En el mentado poema, lo primero que se observa es la evocación de un paisaje
silvestre; pero, más que como analogía de la realidad, dicha alusión aparenta tener
la intención de concebir un espacio en donde la vastedad es abrumadora y la
soledad casi tangible. Con lo que prosigue es posible sacar a colación las premisas
de Foucault con respecto a la cuestión del lenguaje. Detrás del horizonte se halla un
cosmos que al hablante lírico le es imposible apreciar con su vista debido a cómo un
seto le obstruye la percepción. No obstante, con la asistencia de la imaginación es
capaz de concebir espacios infinitos, silencios sobrehumanos y profundísima calma.

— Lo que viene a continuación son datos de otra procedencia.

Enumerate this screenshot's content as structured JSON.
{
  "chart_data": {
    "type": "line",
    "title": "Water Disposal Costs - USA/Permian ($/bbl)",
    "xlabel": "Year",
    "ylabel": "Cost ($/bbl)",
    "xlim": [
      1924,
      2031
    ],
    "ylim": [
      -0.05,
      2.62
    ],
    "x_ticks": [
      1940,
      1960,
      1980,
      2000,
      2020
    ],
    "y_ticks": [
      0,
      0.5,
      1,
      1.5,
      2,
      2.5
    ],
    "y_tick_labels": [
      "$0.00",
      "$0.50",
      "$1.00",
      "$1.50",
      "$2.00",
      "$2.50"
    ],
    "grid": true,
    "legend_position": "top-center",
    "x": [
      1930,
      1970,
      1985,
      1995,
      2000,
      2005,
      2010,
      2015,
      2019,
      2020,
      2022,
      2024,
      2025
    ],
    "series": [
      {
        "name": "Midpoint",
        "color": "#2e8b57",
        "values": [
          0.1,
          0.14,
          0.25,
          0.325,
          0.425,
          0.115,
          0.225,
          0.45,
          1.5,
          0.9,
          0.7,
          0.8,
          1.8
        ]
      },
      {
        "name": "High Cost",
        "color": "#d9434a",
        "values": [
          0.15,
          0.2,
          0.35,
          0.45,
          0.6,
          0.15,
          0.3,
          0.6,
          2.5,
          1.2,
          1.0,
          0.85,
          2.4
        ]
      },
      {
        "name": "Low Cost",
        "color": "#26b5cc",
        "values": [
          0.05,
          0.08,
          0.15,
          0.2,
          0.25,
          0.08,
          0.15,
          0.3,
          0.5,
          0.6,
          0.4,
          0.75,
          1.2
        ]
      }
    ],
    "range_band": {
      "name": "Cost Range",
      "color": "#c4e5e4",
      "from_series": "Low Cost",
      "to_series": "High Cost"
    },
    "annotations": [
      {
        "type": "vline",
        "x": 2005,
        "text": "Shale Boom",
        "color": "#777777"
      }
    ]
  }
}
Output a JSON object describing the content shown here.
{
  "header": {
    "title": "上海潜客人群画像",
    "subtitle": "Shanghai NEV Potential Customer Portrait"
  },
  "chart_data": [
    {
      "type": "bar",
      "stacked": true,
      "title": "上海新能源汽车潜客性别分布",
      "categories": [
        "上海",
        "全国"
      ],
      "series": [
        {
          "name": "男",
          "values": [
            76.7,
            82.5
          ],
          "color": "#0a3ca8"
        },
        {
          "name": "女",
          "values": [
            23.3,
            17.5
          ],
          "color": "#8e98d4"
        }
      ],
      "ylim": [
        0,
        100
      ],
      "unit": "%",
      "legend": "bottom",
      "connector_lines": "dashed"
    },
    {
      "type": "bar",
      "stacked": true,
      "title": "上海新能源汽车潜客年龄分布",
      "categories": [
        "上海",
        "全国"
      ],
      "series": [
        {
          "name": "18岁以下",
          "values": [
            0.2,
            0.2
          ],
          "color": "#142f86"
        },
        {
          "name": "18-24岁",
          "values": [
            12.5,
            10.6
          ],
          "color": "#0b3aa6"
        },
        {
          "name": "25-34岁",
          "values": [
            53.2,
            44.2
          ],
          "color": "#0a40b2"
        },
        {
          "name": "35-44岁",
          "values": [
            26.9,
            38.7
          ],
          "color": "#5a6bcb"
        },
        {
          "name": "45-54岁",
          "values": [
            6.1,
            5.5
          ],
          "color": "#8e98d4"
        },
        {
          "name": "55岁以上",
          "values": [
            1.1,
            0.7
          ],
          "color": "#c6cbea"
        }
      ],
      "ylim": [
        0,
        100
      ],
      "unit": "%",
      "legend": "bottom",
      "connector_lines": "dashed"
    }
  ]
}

Esto viabiliza pensar en el carácter autorreferencial del texto, pues puede
interpretarse que el hablante lírico podría ser, en cierta medida, el lenguaje dando
cuenta de sí. Se quiere enfatizar cómo ese imaginar, ese “io nel pensier mi fingo”,
puede evocar a ese portal hacia la sin razón, cercana a la locura, en la cual puede
enmarcarse a la literatura por tratarse de una función marginal del lenguaje que
elabora unas normas de funcionamiento propio y se halla dentro del ámbito de su
propio discurso.
La voz lírica continúa profiriendo detalles de ese espacio en el cual se ha sumido,
en donde el silencio es infinito y le invade lo eterno. Y si bien no es posible pensar la
literatura como infinitud, como una sustancia que progresa en el tiempo o que tiene
un origen debido a que cada experiencia es finita, estas últimas podrían estar
condenadas a repetirse de modo infinito, lo cual consiente discurrir acerca del
eterno retorno de Nietzsche. Para Foucault, la literatura es un naufragio infinito que
hace el intento de trascender y desbordar sus límites, pero como fracasa
sucesivamente en el intento, acaba reiterándose indefinidamente, al menos mientras
exista un ser que sea capaz de interpretarla. Lo que se observa en el poema de
Leopardi es cómo ese universo evocado resulta ser atemporal, se trata de espacio
puro. Esa ruptura con el origen y el tiempo, ese gesto de volver sobre sí misma es lo
que define que este texto pueda ser pensado como literatura.
De una manera análoga a como ocurre con el análisis que ofrece Foucault sobre
Butor, se puede declarar que en El infinito no hay reproducción, es inconcebible la
analogía puesto que esta no puede ser afín con la realidad ya que el vínculo entre
las palabras y las cosas no va a estar centrada en la representación. El verso con el
cual concluye el poema “y me es dulce naufragar en este mar” admite establecer un
último vínculo con el aforismo de Nietzsche de las aves. Cada libro es el espacio de
la literatura, es lo que sostiene a esos pájaros que se pierden en el infinito y, del
mismo modo, es donde se percibe esa confluencia de múltiples espacios restituidos.
Bibliografía
Foucault, M. Entre filosofía y literatura. Barcelona: Paidós, 1999.
Leopardi, G. El pensamiento infinito. Cronologías. Cantos. Opúsculos morales. Pensamientos.
Buenos Aires: Editorial Atuel, 1999.